Muito embora, esteja esboçado na declaração dos direitos humanos que os homens são iguais em dignidade e direito, além de que precisam ser tratados com espírito de fraternidade. A realidade observada é contrastante com o que se reza nesta declaração. Os homens, senhores de fazendas e empresas em nome do lucro conseguem ludibriar a fiscalização, pois esses estão bem assessorados juridicamente. E assim estando, o plano de erradicação do trabalho escravo no Brasil fica longe de ser efetivado.
Enfim, no Brasil superar a existência do trabalho escravo, assim como sua erradicação é um dos grandes desafios para aqueles que estão engajados nesta luta.

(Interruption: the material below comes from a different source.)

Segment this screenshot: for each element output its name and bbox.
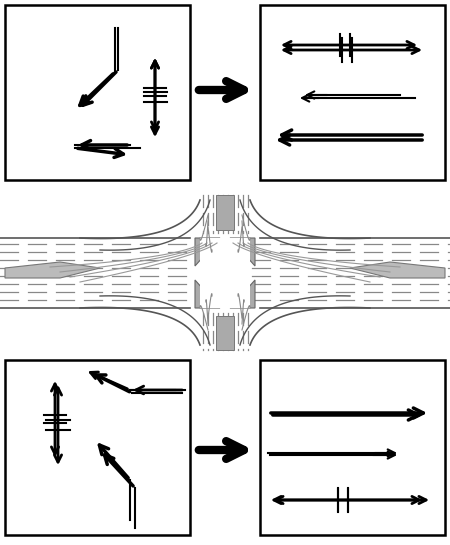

O trabalho escravo fere aquilo que o ser humano tem de mais precioso: a sua dignidade de ser um humano. Portanto, no momento em que é tratada de forma degradante, no momento em que lhe é seqüestrada sua dignidade, a pessoa regride para o estado de coisa, de um mero objeto descartável que assim que não mais for útil pode ser dispensado sem nenhuma retribuição justa a seu favor. A exploração da força de trabalho de muitos brasileiros que se aventuram por essas "celas" nas quais são iludidos a entrar, consiste numa historiografia triste de ser escrita. É angustiante vê pessoas vivendo uma história análoga à uma realidade remota, onde era legal subjugar o outro a condição de coisa e não de gente.

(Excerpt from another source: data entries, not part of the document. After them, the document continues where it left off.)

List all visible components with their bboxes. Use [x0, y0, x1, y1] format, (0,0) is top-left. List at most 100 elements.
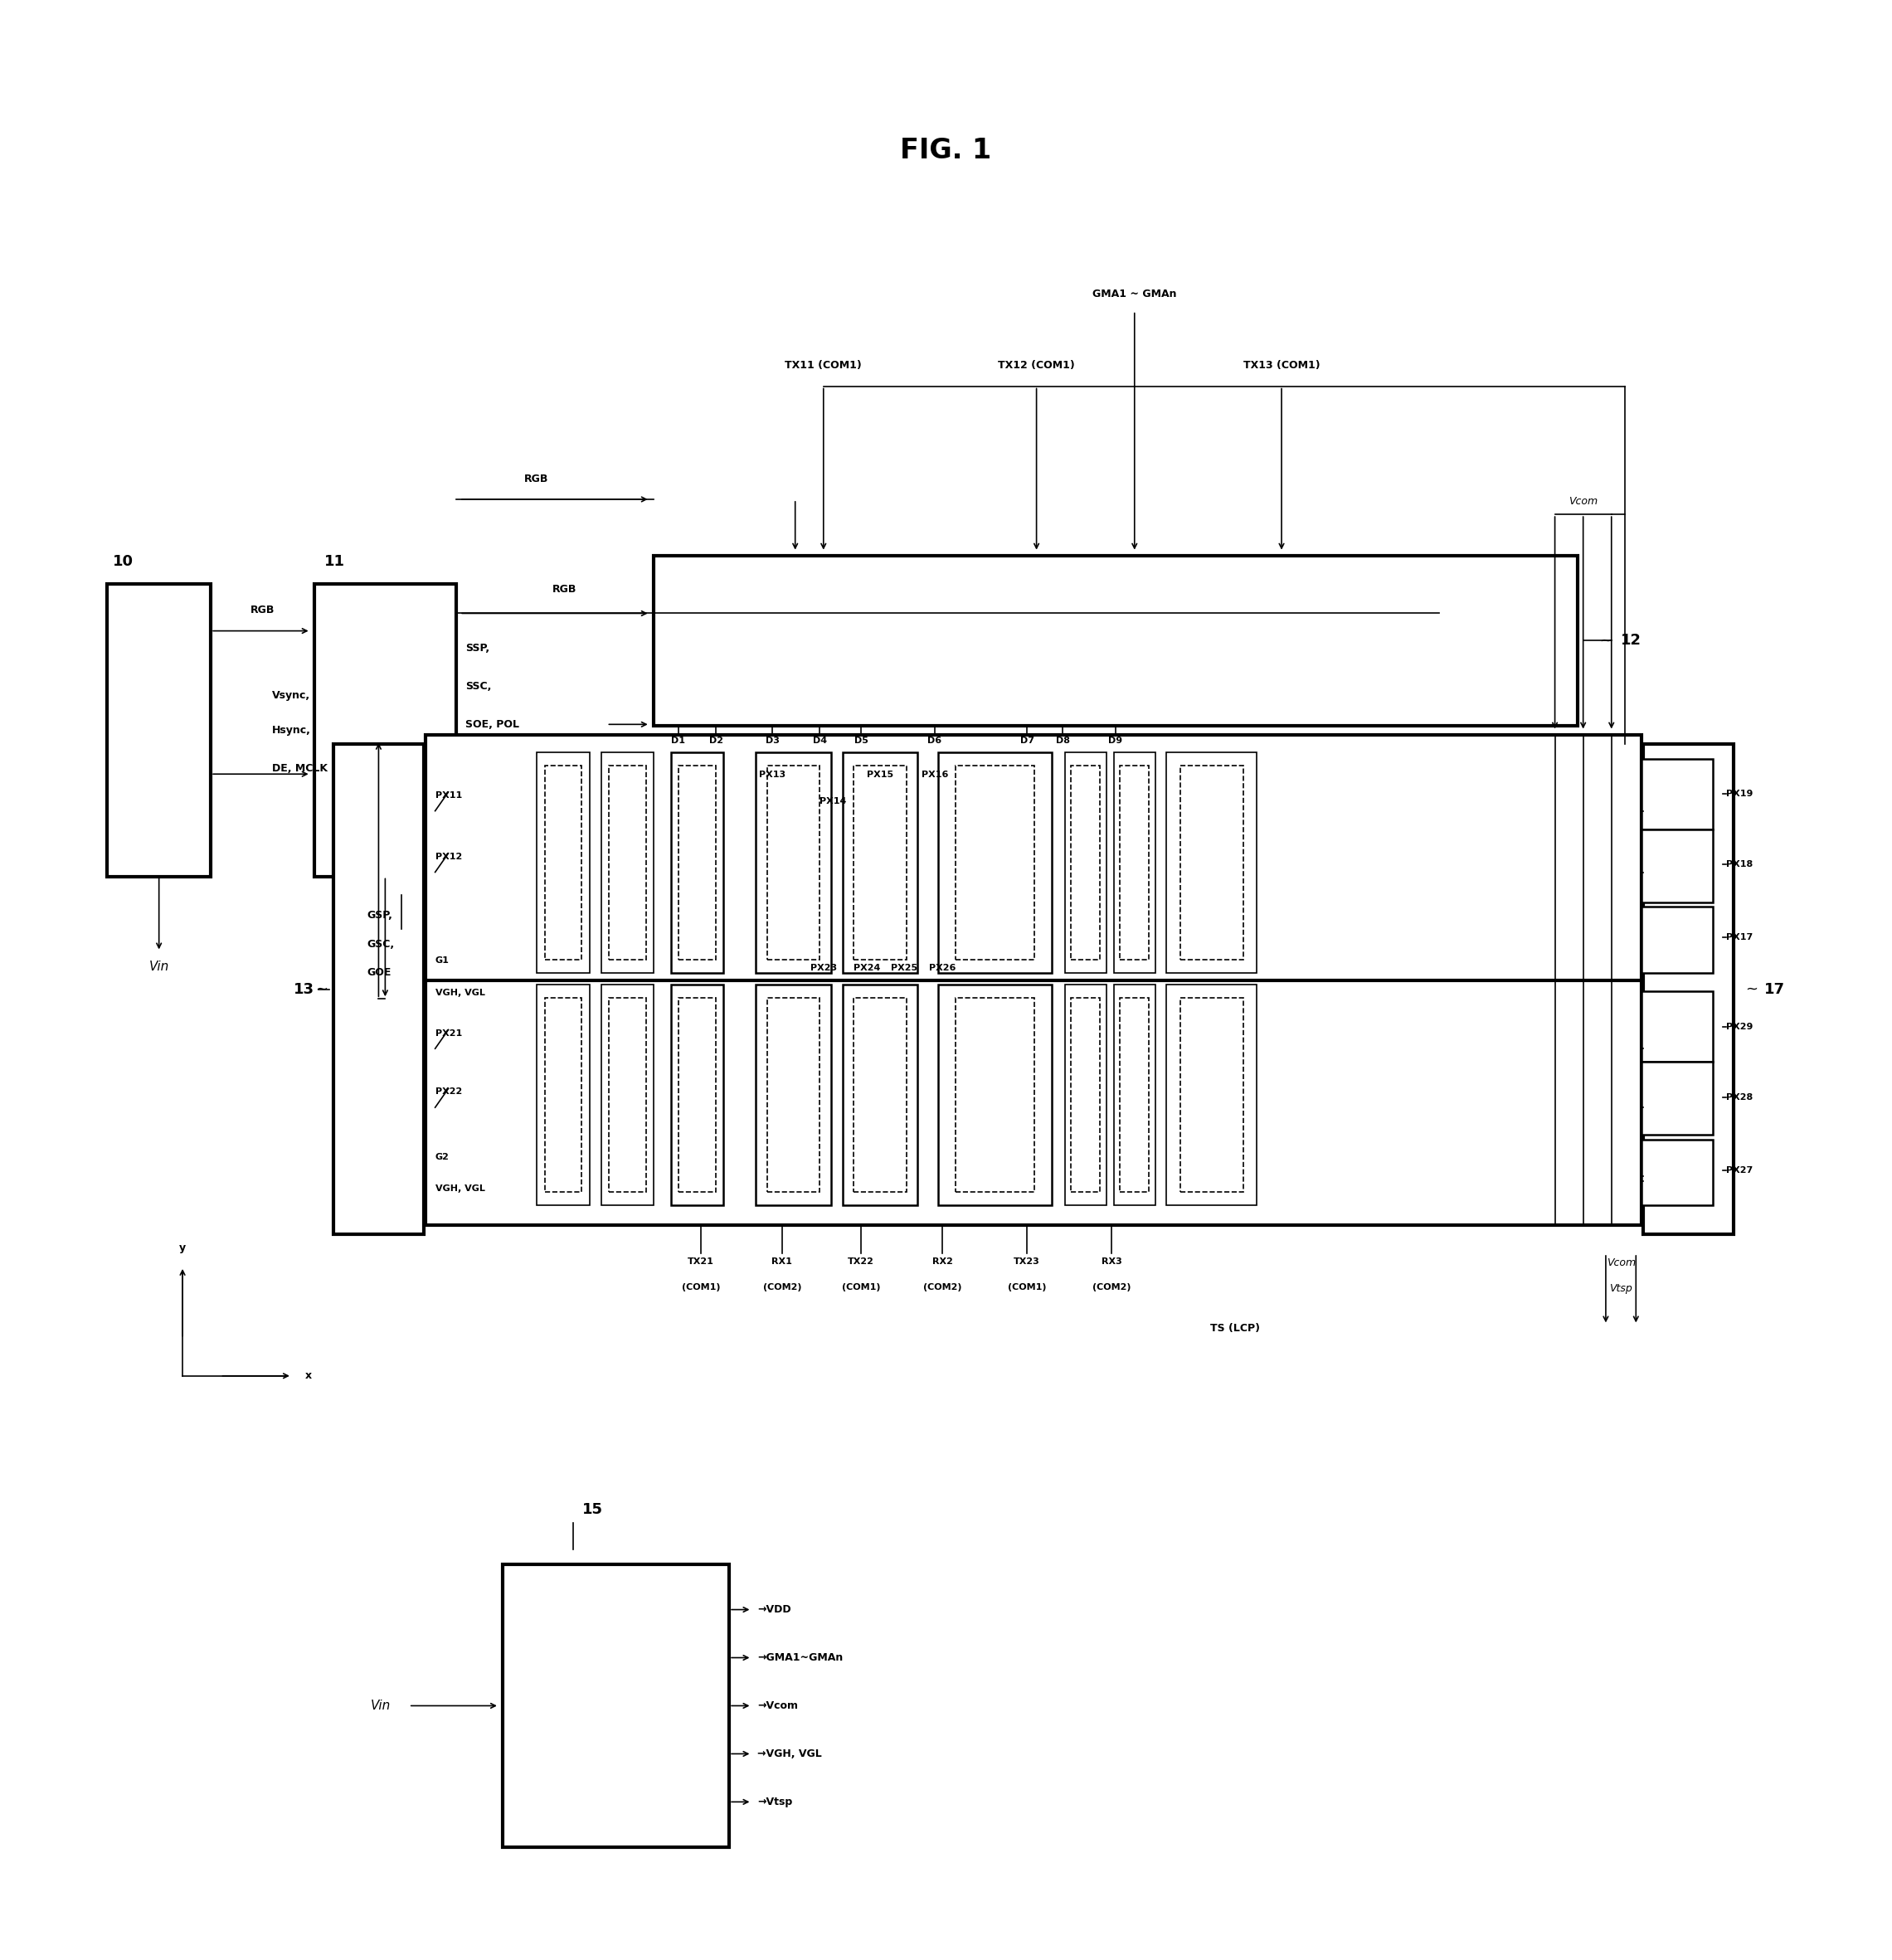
- Bar: [1644, 745, 1733, 1235]
- Text: ~: ~: [316, 982, 327, 998]
- Bar: [108, 584, 210, 876]
- Bar: [679, 998, 715, 1192]
- Text: SOE, POL: SOE, POL: [465, 719, 518, 729]
- Bar: [1642, 906, 1714, 972]
- Bar: [1642, 829, 1714, 902]
- Text: PX12: PX12: [435, 853, 462, 860]
- Text: D8: D8: [1056, 737, 1069, 745]
- Bar: [314, 584, 456, 876]
- Text: PX19: PX19: [1726, 790, 1754, 798]
- Text: (COM2): (COM2): [762, 1284, 802, 1292]
- Bar: [537, 753, 590, 972]
- Text: TX13 (COM1): TX13 (COM1): [1243, 361, 1321, 370]
- Bar: [955, 764, 1035, 958]
- Text: TX11 (COM1): TX11 (COM1): [785, 361, 863, 370]
- Text: →GMA1~GMAn: →GMA1~GMAn: [757, 1652, 844, 1664]
- Text: Vin: Vin: [371, 1699, 390, 1711]
- Text: Vcom: Vcom: [1568, 496, 1597, 508]
- Text: GMA1 ~ GMAn: GMA1 ~ GMAn: [1092, 288, 1177, 300]
- Text: PX15: PX15: [867, 770, 893, 778]
- Bar: [1120, 998, 1148, 1192]
- Text: TX23: TX23: [1014, 1256, 1041, 1266]
- Text: DE, MCLK: DE, MCLK: [272, 762, 327, 774]
- Bar: [842, 753, 918, 972]
- Text: GSP,: GSP,: [367, 909, 394, 921]
- Text: PX21: PX21: [435, 1029, 462, 1037]
- Text: D6: D6: [927, 737, 942, 745]
- Text: VGH, VGL: VGH, VGL: [435, 988, 484, 998]
- Bar: [1642, 1139, 1714, 1205]
- Bar: [609, 764, 645, 958]
- Bar: [766, 998, 819, 1192]
- Text: SSP,: SSP,: [465, 643, 490, 655]
- Text: y: y: [180, 1243, 185, 1252]
- Text: PX22: PX22: [435, 1088, 462, 1096]
- Bar: [755, 753, 831, 972]
- Text: PX27: PX27: [1726, 1166, 1754, 1174]
- Text: (COM1): (COM1): [681, 1284, 721, 1292]
- Text: VGH, VGL: VGH, VGL: [435, 1184, 484, 1194]
- Text: →VGH, VGL: →VGH, VGL: [757, 1748, 821, 1760]
- Bar: [755, 986, 831, 1205]
- Text: TX12 (COM1): TX12 (COM1): [997, 361, 1075, 370]
- Bar: [537, 986, 590, 1205]
- Bar: [672, 986, 723, 1205]
- Text: 12: 12: [1621, 633, 1642, 649]
- Bar: [1642, 992, 1714, 1062]
- Bar: [602, 986, 655, 1205]
- Text: TX22: TX22: [848, 1256, 874, 1266]
- Text: PX24: PX24: [853, 964, 880, 972]
- Bar: [333, 745, 424, 1235]
- Bar: [1071, 998, 1099, 1192]
- Text: Hsync,: Hsync,: [272, 725, 310, 735]
- Bar: [842, 986, 918, 1205]
- Bar: [503, 1564, 728, 1846]
- Text: RX1: RX1: [772, 1256, 793, 1266]
- Text: TX21: TX21: [687, 1256, 713, 1266]
- Bar: [672, 753, 723, 972]
- Bar: [853, 998, 906, 1192]
- Text: →Vcom: →Vcom: [757, 1701, 798, 1711]
- Text: PX23: PX23: [810, 964, 836, 972]
- Bar: [1167, 753, 1256, 972]
- Text: →Vtsp: →Vtsp: [757, 1797, 793, 1807]
- Text: (COM1): (COM1): [1008, 1284, 1046, 1292]
- Bar: [679, 764, 715, 958]
- Text: 11: 11: [324, 555, 344, 568]
- Bar: [1642, 1062, 1714, 1135]
- Text: Vcom: Vcom: [1606, 1256, 1635, 1268]
- Text: GOE: GOE: [367, 966, 392, 978]
- Text: (COM2): (COM2): [923, 1284, 961, 1292]
- Bar: [1071, 764, 1099, 958]
- Text: G1: G1: [435, 956, 448, 964]
- Text: RX2: RX2: [933, 1256, 952, 1266]
- Bar: [1167, 986, 1256, 1205]
- Text: PX26: PX26: [929, 964, 955, 972]
- Text: PX25: PX25: [891, 964, 918, 972]
- Text: Vtsp: Vtsp: [1610, 1284, 1633, 1294]
- Bar: [1642, 759, 1714, 829]
- Bar: [609, 998, 645, 1192]
- Bar: [1065, 986, 1107, 1205]
- Text: PX14: PX14: [819, 798, 846, 806]
- Text: RGB: RGB: [552, 584, 577, 594]
- Text: Vin: Vin: [149, 960, 168, 972]
- Text: PX17: PX17: [1726, 933, 1754, 941]
- Text: D7: D7: [1020, 737, 1035, 745]
- Text: RGB: RGB: [524, 474, 549, 484]
- Text: (COM2): (COM2): [1092, 1284, 1131, 1292]
- Text: ~: ~: [1599, 633, 1612, 649]
- Bar: [602, 753, 655, 972]
- Text: 10: 10: [114, 555, 134, 568]
- Bar: [1065, 753, 1107, 972]
- Text: (COM1): (COM1): [842, 1284, 880, 1292]
- Bar: [1181, 764, 1243, 958]
- Bar: [853, 764, 906, 958]
- Text: PX16: PX16: [921, 770, 948, 778]
- Text: D9: D9: [1109, 737, 1122, 745]
- Text: TS (LCP): TS (LCP): [1209, 1323, 1260, 1335]
- Text: RX3: RX3: [1101, 1256, 1122, 1266]
- Text: G2: G2: [435, 1152, 448, 1160]
- Bar: [426, 735, 1642, 1225]
- Text: D5: D5: [853, 737, 868, 745]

A questão do trabalho escravo no Brasil contemporâneo é abrangente pelo território nacional. A escravidão atual é um resquício do Brasil colonial. Um legado que apenas se metamorfoseou. E o sistema capitalista de hoje pode ser o fator principal para as mudanças e permanências desta cena vergonhosa. Na antiga escravidão os lucros eram relativamente baixos, pois muito se gastava para manter a saúde dos escravos. Já na atualidade com mão-de-obra farta, não existe custos como antes, resultando num aumento de lucro que estimula mais e mais a utilização deste tipo de trabalhador vulnerável a entrar neste modelo criminoso de trabalho.
Embora milhares de trabalhadores tenham sido libertados, o número de denúncias ter aumentado, os desafios para os órgãos competentes ainda é muito grande. Mudar a herança cultural presente na mentalidade daqueles que fazem uso do trabalho escravo é um processo que requer um trabalho conjunto entre Estado, ONGs e o empenho da sociedade civil. Enquanto isso não acontece, nesta era denominada de pós-modernidade, o trabalho escravo vai dignificando o conceito de que o Brasil é o país dos contrastes, das mudanças e das permanências.


REFERÊNCIAS

AUDI, Patrícia. A Escravidão não Abolida. IN: VELLOSO, Gabriel; Fava, Marcos Neves (orgs.). Trabalho Escravo Contemporâneo: O Desafio de Superar a Negação. São Paulo: LTR, 2006.
SAKAMOTO, Leonardo. Lucro fácil, mão-de-obra descartável a escravidão contemporânea e economia internacional. IN: COGGIOLA, Osvaldo. (org.). América Latina e a Globalização. 1° Ed. São Paulo: FFLCH/PROLAM/Universidade de São Paulo, 2004.
VIEIRA, Maria Antonieta da Costa & ESTERCI, Neide. Trabalho Escravo no Brasil: Os Números, as Lutas e as Perspectivas em 2003. IN: Comissão Pastoral da Terra, Conflitos no Campo, Brasil ? 2003. Goiânia, CPT, 2004.